Misionaris Awam Vinsensian Indonesia
RSS icon Email icon
  • Ira…Guru yang Sederhana

    Posted on January 4th, 2013 No comments

    Profesi guru adalah salah satu profesi yang mulia. Setidaknya itu yang saya pahami. Karena seorang guru berupaya untuk mencerdaskan anak didiknya. Dengan berbagi ilmu pengetahuan, pun berbagi kecerdasan berperilaku. Terlebih seorang guru yang sungguh menghidupi profesinya tersebut sebagai suatu panggilan nurani untuk melahirkan anak bangsa yang lebih manusiawi dan bermartabat.

    Sejumlah harapan -lebih tepatnya tuntutan- diarahkan pada dunia pendidikan. Dan ini berimbas pada sederet persyaratan untuk bisa menjadi guru. Terlebih untuk bisa menjadi guru dengan predikat guru yang profesional, guru yang berkompeten. Dan…dengan daftar kompetensi yang kemudian harus dimiliki seorang guru, adakah mereka bersedia memberikan diri untuk anak-anak di pelosok? Untuk anak-anak di kampung Dungan Dua, Kec. Menukung, Kalbar, dan bukan hanya untuk waktu singkat?

    Murid-murid SD Rakyat Mehola

    Murid-murid SD Rakyat Mehola

    Anak-anak di kampung ini kerap melontarkan pertanyaan, “Kenapa tidak ada yang mau menjadi guru di kampung kami? Kami ingin bah bisa pintar seperti anak-anak di kota.”
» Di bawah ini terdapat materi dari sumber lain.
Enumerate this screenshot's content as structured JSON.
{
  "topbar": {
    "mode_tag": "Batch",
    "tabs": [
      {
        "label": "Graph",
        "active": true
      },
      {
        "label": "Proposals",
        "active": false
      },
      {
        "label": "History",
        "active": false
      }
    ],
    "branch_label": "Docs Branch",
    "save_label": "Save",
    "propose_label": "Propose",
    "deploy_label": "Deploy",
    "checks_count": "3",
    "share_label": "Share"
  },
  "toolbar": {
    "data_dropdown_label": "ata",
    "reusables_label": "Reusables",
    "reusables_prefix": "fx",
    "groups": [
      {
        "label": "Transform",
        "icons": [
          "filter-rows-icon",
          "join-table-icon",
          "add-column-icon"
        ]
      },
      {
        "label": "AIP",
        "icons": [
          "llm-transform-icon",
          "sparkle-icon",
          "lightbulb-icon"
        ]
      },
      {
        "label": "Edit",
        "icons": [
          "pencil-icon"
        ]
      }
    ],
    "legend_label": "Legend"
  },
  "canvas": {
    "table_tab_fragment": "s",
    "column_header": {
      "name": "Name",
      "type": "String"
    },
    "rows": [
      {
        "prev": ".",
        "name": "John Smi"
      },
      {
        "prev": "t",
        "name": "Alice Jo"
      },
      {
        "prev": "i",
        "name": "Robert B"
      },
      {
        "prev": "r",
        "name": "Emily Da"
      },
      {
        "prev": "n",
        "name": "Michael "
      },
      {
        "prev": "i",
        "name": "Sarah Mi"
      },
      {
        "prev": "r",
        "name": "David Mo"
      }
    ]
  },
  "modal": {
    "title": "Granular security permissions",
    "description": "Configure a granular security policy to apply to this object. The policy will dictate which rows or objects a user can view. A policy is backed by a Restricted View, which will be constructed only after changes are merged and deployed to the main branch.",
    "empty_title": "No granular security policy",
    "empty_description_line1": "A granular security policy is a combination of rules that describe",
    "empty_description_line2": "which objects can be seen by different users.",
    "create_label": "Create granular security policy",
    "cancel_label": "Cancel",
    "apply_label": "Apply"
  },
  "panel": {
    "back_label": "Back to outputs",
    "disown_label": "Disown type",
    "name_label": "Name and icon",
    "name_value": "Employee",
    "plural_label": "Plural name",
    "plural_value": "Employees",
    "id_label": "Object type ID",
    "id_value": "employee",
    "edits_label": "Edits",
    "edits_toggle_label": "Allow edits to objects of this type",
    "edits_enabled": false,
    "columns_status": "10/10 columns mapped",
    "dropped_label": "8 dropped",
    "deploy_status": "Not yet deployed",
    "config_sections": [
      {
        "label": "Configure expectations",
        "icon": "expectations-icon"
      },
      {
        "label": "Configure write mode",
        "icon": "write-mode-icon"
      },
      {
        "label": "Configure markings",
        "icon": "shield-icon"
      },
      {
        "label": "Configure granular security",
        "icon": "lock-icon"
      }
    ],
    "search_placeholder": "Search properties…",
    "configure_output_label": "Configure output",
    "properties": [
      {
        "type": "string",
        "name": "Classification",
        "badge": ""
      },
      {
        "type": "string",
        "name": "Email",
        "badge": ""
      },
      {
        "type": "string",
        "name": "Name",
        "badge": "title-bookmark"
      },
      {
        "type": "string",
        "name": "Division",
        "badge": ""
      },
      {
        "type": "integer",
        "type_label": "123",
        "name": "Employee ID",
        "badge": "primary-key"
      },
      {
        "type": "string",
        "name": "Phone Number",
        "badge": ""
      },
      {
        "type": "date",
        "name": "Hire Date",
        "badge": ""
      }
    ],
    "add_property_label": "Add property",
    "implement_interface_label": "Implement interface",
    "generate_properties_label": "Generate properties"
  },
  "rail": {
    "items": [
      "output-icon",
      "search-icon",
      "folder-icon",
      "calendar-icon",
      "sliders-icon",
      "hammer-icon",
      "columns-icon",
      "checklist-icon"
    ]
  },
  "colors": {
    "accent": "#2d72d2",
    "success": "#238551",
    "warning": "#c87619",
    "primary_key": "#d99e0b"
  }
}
    Yah…kondisi kampung yang amat pelosok memang tidak mudah memikat orang untuk mau tinggal dan selanjutnya menjadi guru bagi anak-anak di sana. Kampung yang sangat jauh dari keramaian kota, yang belum dialiri listrik, yang masih amat sulit untuk bisa mendapatkan sinyal telekomunikasi, yang pola hidupnya masih amat sederhana bergantung pada alam. Maka yang kerap terjadi…bukanlah guru yang mendatangi anak-anak itu. Tetapi merekalah yang terpaksa harus ‘turun gunung’ mencapai sekolah yang lokasinya cukup jauh dari kampung, untuk bisa berjumpa sosok guru yang diharapkan mampu membuat mereka pintar. Itu adalah pilihan sulit bagi orang tua mereka. Usia SD bukanlah usia yang cukup untuk melepas seorang anak jauh dari orang tuanya.

    GURU…siapakah yang memberi batasan keilmuan dan kepantasan bagi seseorang untuk bisa menjadi seorang guru? Di sekolah ini, SD Rakyat Mehola, anak-anak ingin bisa membaca dan menulis. Ketika tidak mungkin lagi berharap pada seorang guru untuk mau mengajar di kampung mereka, maka sesungguhnya siapapun bisa menjadi guru. Bukan lagi semata-mata kompetensi keilmuan yang diperlukan. Tapi kemauan untuk membuat anak-anak itu pintar. Yang diperlukan adalah pribadi yang mau membimbing anak-anak itu dengan sabar.

    Ira, penduduk asli Kampung Sungai Dungan Dua. Ia lulus SD, dan tidak melanjutkan ke SMP karena sadar akan kemampuan akademisnya. Tapi dengan membangun kepercayaan diri padanya -perlahan- ia bersedia menjadi pengajar di SD Rakyat Mehola. Dan anak-anak pun amat mencintai Ira.

    Awal Desember 2012, Ira menikah dan terpaksa pindah ke kampung lain, mengikuti suami. Maka berkurang lagi tenaga pengajar di SD tersebut. Semoga selalu ada kaum muda yang punya kepercayaan diri, untuk mau menjadi teman belajar bagi anak-anak di kampung pelosok.

    Terima kasih Ira….karena sudah mau menjadi guru yang menyayangi anak-anak. Yang mengajari mereka membaca dan menulis. Semoga bahagia selalu.

    Ira, baju hijau, sedang mengajar.

    Ira, baju hijau, sedang mengajar.